Na, damit kann ich doch schon mehr anfangen. Langsam haben wir ein Vertrauensverhältnis aufgebaut und der Patient ist mittlerweile offen für ein Arbeitgebergespräch (welches er zunächst aus Scham und Angst vehement ablehnte). Wir haben herausgearbeitet, wie sein Arbeitsplatz aussehen müsste, damit er bessere Chancen hat, langfristig gesund zu bleiben. Das Ziel ist, zunächst im Arbeitgebergespräch das Versteckspiel zu beenden und dadurch Entlastung zu schaffen. Anschließend wird mit dem Arbeitgeber geschaut, ob und wie die Arbeit anders gestaltet werden kann (kürzere Montagezeiten oder auch Einsatz am Wohnort, Überstundenregelungen usw.). Der Sozialdienst kümmert sich mit dem Patienten um die entstandenen Schulden (Hausbrand, Patient war unterversichert) und um eine Wohnung.
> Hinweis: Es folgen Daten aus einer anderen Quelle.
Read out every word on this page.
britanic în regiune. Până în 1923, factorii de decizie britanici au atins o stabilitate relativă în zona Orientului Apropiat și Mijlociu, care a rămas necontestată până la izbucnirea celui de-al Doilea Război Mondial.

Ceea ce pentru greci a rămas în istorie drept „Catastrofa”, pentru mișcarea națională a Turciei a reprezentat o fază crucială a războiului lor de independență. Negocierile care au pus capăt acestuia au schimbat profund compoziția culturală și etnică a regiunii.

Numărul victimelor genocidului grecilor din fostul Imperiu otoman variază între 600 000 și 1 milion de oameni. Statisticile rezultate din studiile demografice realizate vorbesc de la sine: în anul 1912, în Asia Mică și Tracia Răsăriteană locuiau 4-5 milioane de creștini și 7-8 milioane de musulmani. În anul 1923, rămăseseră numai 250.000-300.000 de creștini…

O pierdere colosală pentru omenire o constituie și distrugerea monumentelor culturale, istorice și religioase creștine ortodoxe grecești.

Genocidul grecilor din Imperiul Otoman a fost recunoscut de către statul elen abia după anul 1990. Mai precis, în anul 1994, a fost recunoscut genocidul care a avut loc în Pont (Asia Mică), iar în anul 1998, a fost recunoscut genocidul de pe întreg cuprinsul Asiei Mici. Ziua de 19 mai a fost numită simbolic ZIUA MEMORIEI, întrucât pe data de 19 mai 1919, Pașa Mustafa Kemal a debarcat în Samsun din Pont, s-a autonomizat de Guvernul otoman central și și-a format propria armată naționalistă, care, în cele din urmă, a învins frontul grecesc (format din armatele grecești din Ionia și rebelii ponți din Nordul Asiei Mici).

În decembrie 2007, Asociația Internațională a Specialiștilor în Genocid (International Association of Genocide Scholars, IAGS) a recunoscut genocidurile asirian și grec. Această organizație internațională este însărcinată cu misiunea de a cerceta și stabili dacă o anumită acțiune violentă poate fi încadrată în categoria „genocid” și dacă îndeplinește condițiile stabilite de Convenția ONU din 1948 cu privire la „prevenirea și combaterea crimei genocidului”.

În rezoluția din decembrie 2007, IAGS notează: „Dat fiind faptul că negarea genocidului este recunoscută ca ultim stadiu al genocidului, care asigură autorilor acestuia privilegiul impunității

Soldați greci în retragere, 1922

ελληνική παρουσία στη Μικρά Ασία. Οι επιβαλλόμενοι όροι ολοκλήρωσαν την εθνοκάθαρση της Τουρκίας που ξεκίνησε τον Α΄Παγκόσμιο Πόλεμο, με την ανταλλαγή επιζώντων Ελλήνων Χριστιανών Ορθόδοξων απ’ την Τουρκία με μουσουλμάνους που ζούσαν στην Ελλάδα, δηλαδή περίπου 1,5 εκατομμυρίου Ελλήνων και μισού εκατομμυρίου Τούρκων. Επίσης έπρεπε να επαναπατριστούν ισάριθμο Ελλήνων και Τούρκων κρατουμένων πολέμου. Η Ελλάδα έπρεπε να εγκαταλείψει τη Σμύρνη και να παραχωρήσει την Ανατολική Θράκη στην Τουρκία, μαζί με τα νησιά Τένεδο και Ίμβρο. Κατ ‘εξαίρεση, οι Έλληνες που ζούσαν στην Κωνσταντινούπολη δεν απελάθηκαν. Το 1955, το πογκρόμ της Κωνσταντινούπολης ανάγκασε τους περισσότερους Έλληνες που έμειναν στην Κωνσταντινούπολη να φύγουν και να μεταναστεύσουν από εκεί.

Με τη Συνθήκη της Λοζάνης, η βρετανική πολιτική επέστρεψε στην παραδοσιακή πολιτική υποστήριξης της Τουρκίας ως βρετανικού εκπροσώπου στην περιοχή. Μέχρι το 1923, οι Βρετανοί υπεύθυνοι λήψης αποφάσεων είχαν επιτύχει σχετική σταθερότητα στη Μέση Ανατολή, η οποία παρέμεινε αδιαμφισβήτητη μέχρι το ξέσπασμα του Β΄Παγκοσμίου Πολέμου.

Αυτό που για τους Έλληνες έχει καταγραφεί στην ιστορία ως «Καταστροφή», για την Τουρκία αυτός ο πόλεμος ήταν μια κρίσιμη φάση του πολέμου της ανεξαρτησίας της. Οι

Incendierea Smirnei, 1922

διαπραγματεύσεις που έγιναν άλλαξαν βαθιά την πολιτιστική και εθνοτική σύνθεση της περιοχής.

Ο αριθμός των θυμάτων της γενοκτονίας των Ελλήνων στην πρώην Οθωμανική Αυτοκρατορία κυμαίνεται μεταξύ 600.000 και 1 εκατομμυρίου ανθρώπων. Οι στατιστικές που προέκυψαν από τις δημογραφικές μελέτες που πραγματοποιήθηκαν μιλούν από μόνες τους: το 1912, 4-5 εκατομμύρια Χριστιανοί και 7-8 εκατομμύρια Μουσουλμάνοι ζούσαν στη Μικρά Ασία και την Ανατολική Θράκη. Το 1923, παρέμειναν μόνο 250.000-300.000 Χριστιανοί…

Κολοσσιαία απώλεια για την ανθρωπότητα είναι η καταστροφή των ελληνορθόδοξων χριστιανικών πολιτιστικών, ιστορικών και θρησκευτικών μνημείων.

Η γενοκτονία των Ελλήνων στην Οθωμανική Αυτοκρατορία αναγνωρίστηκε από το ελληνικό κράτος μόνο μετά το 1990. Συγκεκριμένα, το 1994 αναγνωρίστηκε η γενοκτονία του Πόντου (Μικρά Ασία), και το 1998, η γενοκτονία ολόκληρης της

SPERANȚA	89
Die Mediziner haben Antidepressiva verschrieben, welche er regelmäßig nimmt und die gut anschlagen. Die Psychotherapeuten arbeiten in Form von Gruppen- und Einzeltherapie. Auch einfache Gespräche haben schon geholfen, zum Beispiel das Herausarbeiten seiner Ressourcen (welche der Patient selbst zuvor überhaupt nicht mehr sehen geschweige denn benennen konnte). Man merkt bereits eine deutliche Veränderung der Stimmung und des Verhaltens.
So viel als kleiner Exkurs. Worauf ich hinaus wollte: Wären wir bei "Er hat Depressionen" geblieben, hätten wir niemals Ansatzpunkte gefunden, wie die Behandlung konkret aussehen könnte. Versuche, zu hinterfragen, wenn dir Patienten so vage Angaben machen. Es lohnt sich wirklich, in die "Vorarbeit" Zeit und Mühe zu investieren.
Viel Erfolg und einen guten Wochenstart! Kinaa
Noch etwas, hatte ich fast vergessen: Cogpack sorgt (meiner Ansicht nach) in erster Linie dafür, dass der Patient "im Cogpacken" besser wird. Ob das Auswirkungen auf "die Konzentration im Allgemeinen" hat, wage ich zu bezweifeln. Ansichtssache, darüber lässt sich trefflich streiten. Nur noch so als Denkanstoß.
Nicht alles, was Hand und Fuß hat, hat auch Herz und Hirn.